Los minutos siguientes los dedicó a explicarme su delicado estado de salud, sin embargo la gravedad no era tal, sólo estaba en reposo, pero su madre aprovechaba la situación para demostrar cuán preocupada estaba por su hija.
Antes había logrado comunicarme con ella, pero no estaba muy interesada en mi llamada. Que ahora contestara su madre era el mensaje claro de que no le interesaba en lo absoluto hablarme ni escucharme, así que fui a la casa de sus padres donde estaba recuperándose. Al llegar encontré a mucha gente a su alrededor. Javiera posee un encanto arrollador, es muy versátil y hechiza a distintas personas de distintas maneras; ahí estaba Lucio, el más cercano y lo más parecido a un novio. Lucio es del gusto de la madre de Javiera y llevaba más ventaja en la aventura por conquistarla. Sin embargo, han sido amigos demasiado tiempo como para que pudieran ser algo más. Otra de las personas era Damián, parecía ir de allí para allá sin ser demasiado aporte, pues Lucio cumplía esa función a la perfección con la venia de su madre.

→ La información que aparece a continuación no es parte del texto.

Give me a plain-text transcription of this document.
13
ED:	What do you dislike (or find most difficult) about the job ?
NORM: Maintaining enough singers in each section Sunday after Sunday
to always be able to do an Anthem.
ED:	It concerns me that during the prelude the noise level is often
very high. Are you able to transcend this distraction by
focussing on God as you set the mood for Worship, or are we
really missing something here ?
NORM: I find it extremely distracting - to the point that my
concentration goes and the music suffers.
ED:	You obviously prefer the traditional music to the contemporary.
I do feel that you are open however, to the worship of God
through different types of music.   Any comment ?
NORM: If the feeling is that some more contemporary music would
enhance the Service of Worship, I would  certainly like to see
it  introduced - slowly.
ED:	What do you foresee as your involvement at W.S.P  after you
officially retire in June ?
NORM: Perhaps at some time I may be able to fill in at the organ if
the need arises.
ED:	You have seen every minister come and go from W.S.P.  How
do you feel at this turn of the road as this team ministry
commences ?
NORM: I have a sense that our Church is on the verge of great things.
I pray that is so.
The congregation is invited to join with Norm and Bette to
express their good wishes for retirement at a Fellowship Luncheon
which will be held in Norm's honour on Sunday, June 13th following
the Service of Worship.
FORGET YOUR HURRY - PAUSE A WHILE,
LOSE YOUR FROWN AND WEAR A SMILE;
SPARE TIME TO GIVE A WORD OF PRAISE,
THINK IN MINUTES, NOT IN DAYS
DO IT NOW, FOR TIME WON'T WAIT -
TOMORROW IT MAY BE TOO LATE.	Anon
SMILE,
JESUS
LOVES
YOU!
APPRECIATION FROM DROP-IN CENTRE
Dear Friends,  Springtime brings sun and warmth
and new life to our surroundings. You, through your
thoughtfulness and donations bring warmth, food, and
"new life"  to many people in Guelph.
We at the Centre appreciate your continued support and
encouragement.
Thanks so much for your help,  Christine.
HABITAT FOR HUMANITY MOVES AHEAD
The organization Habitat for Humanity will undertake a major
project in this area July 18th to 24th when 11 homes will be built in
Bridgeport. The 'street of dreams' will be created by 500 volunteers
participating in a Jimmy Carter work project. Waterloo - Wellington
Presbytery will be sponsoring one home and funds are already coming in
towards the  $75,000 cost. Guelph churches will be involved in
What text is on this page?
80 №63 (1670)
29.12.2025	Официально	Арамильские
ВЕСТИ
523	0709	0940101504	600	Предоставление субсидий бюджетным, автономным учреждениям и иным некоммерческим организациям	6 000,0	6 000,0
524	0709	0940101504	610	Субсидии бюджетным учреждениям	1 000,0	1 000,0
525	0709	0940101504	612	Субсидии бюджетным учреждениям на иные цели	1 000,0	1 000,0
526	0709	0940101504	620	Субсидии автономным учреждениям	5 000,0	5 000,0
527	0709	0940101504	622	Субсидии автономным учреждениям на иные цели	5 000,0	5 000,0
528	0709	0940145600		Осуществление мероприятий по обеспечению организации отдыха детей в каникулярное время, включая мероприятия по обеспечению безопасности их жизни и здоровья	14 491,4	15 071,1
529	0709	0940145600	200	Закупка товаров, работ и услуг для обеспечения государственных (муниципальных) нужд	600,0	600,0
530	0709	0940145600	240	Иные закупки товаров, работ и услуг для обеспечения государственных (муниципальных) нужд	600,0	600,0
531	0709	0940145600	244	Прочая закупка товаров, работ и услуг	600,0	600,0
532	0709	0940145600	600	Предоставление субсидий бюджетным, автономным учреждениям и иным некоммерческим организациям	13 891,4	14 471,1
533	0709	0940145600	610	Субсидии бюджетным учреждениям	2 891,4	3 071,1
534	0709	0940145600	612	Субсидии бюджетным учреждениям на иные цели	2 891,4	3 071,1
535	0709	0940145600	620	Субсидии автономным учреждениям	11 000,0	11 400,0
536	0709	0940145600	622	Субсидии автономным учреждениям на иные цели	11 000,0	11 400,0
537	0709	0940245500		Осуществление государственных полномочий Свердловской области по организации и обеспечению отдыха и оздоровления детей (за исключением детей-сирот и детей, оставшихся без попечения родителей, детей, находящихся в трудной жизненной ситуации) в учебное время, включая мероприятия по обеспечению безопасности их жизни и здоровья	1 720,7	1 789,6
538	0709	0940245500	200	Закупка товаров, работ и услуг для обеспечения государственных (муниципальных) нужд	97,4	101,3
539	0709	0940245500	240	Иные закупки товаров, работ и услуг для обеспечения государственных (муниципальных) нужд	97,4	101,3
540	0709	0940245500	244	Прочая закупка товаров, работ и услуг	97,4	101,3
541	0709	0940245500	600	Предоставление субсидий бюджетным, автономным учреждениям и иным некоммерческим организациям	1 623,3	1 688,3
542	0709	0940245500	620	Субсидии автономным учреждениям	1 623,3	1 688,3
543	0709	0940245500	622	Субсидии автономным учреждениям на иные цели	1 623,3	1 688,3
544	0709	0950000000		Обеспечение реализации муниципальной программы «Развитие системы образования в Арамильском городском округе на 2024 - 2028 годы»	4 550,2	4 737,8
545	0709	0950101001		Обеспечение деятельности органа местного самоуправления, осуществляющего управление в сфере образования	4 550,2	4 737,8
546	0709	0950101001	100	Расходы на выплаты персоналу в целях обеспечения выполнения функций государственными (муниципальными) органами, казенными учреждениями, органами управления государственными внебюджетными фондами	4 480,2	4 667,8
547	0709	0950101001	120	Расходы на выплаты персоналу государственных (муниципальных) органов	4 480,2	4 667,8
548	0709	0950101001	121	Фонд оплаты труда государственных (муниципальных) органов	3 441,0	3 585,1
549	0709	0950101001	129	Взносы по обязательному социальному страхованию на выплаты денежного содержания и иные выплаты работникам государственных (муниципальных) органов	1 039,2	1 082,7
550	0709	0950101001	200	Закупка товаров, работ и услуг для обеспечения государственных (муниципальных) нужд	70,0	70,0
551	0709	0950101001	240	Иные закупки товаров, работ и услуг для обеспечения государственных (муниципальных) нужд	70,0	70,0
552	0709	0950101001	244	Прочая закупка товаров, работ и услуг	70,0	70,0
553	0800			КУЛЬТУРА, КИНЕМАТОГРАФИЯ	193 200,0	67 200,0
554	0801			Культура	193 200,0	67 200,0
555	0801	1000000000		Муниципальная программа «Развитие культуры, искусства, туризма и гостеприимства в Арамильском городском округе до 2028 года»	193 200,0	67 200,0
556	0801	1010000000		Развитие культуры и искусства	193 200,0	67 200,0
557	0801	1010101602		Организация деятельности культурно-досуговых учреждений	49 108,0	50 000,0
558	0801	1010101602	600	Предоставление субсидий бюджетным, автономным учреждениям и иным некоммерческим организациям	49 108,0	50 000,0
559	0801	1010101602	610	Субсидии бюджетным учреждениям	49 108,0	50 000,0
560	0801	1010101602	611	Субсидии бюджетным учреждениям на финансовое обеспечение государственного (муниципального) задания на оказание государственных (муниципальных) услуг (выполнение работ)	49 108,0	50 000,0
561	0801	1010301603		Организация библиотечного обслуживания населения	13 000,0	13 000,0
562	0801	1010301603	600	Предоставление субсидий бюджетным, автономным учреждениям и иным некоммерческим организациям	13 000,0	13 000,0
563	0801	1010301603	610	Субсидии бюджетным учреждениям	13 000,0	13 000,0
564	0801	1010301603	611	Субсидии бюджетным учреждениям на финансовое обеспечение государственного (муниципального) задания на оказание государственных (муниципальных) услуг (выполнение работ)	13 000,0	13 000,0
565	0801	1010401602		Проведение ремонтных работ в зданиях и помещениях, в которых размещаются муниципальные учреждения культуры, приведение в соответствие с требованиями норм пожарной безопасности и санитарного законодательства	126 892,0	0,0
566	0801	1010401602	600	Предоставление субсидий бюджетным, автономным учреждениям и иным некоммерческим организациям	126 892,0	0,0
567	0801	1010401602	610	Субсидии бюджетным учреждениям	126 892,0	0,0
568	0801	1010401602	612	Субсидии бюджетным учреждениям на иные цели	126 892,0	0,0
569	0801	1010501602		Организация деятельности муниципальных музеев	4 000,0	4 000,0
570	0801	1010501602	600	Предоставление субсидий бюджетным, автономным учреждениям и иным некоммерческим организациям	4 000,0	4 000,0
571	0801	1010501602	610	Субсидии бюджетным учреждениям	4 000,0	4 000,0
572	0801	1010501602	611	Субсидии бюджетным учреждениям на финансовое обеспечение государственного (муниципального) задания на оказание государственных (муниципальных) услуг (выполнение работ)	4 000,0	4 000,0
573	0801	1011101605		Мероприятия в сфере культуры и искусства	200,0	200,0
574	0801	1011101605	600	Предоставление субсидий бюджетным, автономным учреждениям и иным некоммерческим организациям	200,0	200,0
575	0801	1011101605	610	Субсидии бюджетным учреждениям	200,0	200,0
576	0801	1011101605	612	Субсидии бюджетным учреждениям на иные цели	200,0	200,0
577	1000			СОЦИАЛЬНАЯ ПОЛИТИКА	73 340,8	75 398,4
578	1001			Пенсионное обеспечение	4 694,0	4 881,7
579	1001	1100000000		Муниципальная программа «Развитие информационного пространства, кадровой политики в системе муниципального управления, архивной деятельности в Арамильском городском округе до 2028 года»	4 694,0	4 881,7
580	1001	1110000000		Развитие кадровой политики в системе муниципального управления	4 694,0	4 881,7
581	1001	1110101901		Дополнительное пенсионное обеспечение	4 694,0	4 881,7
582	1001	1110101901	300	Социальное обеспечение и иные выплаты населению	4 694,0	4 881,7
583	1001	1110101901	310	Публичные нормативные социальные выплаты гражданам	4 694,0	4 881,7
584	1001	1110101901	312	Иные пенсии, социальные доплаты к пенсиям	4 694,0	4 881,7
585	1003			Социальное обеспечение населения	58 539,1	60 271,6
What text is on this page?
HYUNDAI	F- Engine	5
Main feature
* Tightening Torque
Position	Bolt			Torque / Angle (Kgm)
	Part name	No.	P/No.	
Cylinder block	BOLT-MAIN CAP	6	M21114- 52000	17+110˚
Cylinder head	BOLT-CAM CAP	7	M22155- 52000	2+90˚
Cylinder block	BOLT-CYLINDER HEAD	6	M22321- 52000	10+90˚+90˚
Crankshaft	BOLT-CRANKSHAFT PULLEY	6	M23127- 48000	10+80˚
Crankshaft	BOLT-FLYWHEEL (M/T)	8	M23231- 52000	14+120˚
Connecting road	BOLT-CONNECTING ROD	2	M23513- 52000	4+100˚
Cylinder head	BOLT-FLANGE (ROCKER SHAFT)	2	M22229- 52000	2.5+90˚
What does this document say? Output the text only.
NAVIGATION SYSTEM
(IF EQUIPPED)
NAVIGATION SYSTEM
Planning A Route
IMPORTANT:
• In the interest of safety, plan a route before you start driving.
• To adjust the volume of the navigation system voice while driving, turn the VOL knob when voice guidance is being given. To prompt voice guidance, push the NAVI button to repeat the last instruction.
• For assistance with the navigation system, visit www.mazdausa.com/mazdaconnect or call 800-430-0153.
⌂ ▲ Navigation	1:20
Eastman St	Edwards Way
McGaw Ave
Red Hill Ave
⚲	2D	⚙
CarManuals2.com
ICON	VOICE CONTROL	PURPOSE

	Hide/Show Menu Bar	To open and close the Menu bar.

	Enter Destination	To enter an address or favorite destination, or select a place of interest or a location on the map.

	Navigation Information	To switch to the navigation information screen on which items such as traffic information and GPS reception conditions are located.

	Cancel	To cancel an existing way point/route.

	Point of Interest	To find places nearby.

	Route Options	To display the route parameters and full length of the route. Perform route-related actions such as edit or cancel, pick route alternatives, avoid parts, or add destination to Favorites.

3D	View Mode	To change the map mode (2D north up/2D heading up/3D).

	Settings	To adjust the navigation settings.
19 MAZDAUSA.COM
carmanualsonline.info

Javiera estaba dentro de una pieza oscura con dos camas. La otra supongo que era de su padre, pues su mamá solo aparecía preocupada durante el día y en circunstancias como ésta, cuando había más gente de lo normal. Entré a la habitación y Javiera nota mi presencia. Al verme dibuja una leve sonrisa en su rostro, pero nada más. Me acerco, me siento a un costado de su cama y acaricio sutilmente su cabeza. El gesto parece tomarla por sorpresa y se arropa por completo a la vez que me da la espalda.

No teníamos privacidad, por el pasillo que está fuera de la habitación circulaba gente de aquí para allá ocupada ayudando en los quehaceres de la casa, por ello mi presencia no iba a durar mucho. Mi intención era ver a Javiera y averiguar de alguna forma su reticencia a contestar mis llamadas y su alejamiento. Acto seguido entra Lucio con refresco y con un comentario de pocos amigos.

—Aquí solo llegan aparecidos, personas que jamás se preocuparon por Javiera y que ahora pretenden aparentar preocupación— miré a Javiera a los ojos mientras Lucio hablaba y noté un gesto que le hizo para que callara y se comportara.

Cuando Lucio abandonó la habitación, Javiera y yo tomamos un sorbo del jugo de limón que nos trajo. Nos miramos un par de segundos y me dice, como rompiendo un hechizo:

—No mires así, no frunzas el ceño al mirar— dando una sutil y definitiva explicación de por qué nunca terminamos juntos. Acto seguido volvió a taparse por completo dándome la espalda. Me acerqué y le di un beso en su cabeza cubierta por el bulto de sus frazadas, para despedirme.